Environmentally friendlier palm oil production could be achieved with less fertilizer and no herbicide, while maintaining profits. These are the encouraging preliminary results of the first two years of a large-scale oil palm management experiment by an international team of researchers led by the University of Göttingen. The research was published in Frontiers in Forests and Global Change.
The palm oil industry often hits the headlines with news about the destruction of tropical forests and the plight of orangutans. Yet palm oil continues to represent a considerable proportion of the Gross Domestic Product of many tropical countries; and large numbers of people, including smallholder farmers, depend on it. In addition, a multitude of products that we use on a daily basis would be more expensive without affordable palm oil. Together with industry partners, the WWF (World Wide Fund for Nature) established the Roundtable for Sustainable Palm Oil in 2004. However, concrete recommendations on the levels of herbicides or fertilizer and the management practices are still missing. There hasn’t been enough research, meaning that oil palm growers were hesitant to adopt alternative management strategies that could reduce their yields a few years later.

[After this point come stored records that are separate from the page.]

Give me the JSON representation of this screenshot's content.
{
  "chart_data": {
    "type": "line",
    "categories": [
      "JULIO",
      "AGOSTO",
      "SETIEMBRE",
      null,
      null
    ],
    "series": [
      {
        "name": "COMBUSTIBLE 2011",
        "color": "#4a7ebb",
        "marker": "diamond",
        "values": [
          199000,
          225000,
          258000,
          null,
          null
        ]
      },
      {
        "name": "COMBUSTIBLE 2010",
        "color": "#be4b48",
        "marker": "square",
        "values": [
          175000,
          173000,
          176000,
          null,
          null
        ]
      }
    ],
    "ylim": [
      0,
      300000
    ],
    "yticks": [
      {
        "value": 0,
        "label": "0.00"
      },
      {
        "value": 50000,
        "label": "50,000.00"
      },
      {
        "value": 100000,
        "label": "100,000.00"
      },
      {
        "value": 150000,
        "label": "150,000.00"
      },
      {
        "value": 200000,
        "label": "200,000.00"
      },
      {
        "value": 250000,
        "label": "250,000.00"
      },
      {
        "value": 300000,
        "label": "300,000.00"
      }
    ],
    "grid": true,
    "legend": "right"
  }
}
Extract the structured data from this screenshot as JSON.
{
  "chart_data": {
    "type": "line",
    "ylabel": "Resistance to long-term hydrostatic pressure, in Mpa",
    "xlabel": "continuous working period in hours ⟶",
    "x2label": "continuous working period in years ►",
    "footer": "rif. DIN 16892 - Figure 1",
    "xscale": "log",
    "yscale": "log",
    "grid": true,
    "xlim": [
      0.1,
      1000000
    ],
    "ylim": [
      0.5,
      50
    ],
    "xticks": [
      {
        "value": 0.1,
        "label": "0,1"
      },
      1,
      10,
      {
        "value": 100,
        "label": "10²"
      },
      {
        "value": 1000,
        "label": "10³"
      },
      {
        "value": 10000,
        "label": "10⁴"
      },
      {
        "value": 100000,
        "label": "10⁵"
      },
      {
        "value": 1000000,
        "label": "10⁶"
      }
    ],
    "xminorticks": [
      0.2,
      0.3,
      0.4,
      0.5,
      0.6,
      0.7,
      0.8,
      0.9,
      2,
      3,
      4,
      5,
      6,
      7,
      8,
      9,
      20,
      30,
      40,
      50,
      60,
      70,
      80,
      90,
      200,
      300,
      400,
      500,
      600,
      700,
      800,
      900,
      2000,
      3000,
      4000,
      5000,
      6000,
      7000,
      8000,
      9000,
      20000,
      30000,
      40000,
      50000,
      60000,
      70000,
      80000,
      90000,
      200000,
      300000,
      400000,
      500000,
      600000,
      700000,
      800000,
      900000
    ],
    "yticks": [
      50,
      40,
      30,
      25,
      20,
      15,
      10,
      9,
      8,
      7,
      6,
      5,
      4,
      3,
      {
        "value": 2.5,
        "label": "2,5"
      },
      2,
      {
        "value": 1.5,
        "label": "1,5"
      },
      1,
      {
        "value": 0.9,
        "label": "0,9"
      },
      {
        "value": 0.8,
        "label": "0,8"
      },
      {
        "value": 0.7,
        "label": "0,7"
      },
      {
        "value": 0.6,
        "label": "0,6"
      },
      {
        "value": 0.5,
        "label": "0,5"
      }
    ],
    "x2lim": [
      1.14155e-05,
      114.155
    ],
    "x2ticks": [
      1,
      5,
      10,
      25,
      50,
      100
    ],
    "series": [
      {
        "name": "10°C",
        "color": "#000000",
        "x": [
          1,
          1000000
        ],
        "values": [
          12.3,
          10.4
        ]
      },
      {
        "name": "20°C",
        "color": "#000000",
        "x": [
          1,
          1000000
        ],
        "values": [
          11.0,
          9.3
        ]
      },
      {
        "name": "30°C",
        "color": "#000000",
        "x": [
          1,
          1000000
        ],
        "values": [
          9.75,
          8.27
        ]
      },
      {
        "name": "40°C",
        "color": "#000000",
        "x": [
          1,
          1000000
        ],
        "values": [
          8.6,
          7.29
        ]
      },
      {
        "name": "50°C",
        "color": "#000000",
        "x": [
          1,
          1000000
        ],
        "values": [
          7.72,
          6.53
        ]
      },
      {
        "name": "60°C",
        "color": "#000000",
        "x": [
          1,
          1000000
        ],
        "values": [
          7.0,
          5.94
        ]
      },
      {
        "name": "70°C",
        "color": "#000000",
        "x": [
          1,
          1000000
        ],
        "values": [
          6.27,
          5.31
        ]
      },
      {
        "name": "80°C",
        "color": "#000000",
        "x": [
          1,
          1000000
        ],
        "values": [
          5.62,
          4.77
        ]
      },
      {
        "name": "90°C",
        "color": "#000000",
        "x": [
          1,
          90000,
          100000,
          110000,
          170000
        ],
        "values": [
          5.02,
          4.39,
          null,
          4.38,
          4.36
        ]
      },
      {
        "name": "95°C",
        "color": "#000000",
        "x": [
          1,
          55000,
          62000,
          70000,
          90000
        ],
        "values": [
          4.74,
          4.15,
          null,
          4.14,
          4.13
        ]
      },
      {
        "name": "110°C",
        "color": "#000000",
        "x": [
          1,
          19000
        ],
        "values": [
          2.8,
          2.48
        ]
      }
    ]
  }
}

In 2016, the German-Indonesian Collaborative Research Centre “Ecological and Socioeconomic Functions of Tropical Lowland Rainforest Transformation Systems (EFForTS)” set up an experiment in an oil palm company estate in Jambi province, Sumatra, in collaboration with the Indonesian national company PTPN6. Fertiliser input was set to one of two levels: either low, compensating for the nutrients that are removed by the harvest; or high, corresponding to the industry standard for fertiliser-usage, which is roughly twice as high. Weed control was performed either mechanically or with common chemical herbicides such as glyphosate. Research groups studied the oil palms, the soil, and the biodiversity, measuring variables such as microbial biomass, bird activity, soil base saturation, nitrogen content, and oil palm leaf area index.
“Two years after implementing our treatments, we were still not able to detect a reduction in yield. In fact, profits were higher because of reduced fertiliser costs,” says lead author Kevin Darras from the Agroecology Group at the University of Göttingen. The impact on soil-related functions and nutrients was either negligible or there was a positive effect. Some biodiversity measures responded positively to mechanical weed removal, because there was increased plant cover and this bolstered animal biodiversity.
EFForTS plans to continue monitoring the experimental plots for four more years. “These results are encouraging but it is crucial to continue the experiment. Oil palm can take years to react so we need to check whether this positive trend will continue”, says Darras. Future research will synthesize the long-term results of the experiment, take into account greenhouse gas emissions, and perform economic-ecological modelling to deliver clear recommendations for stakeholders.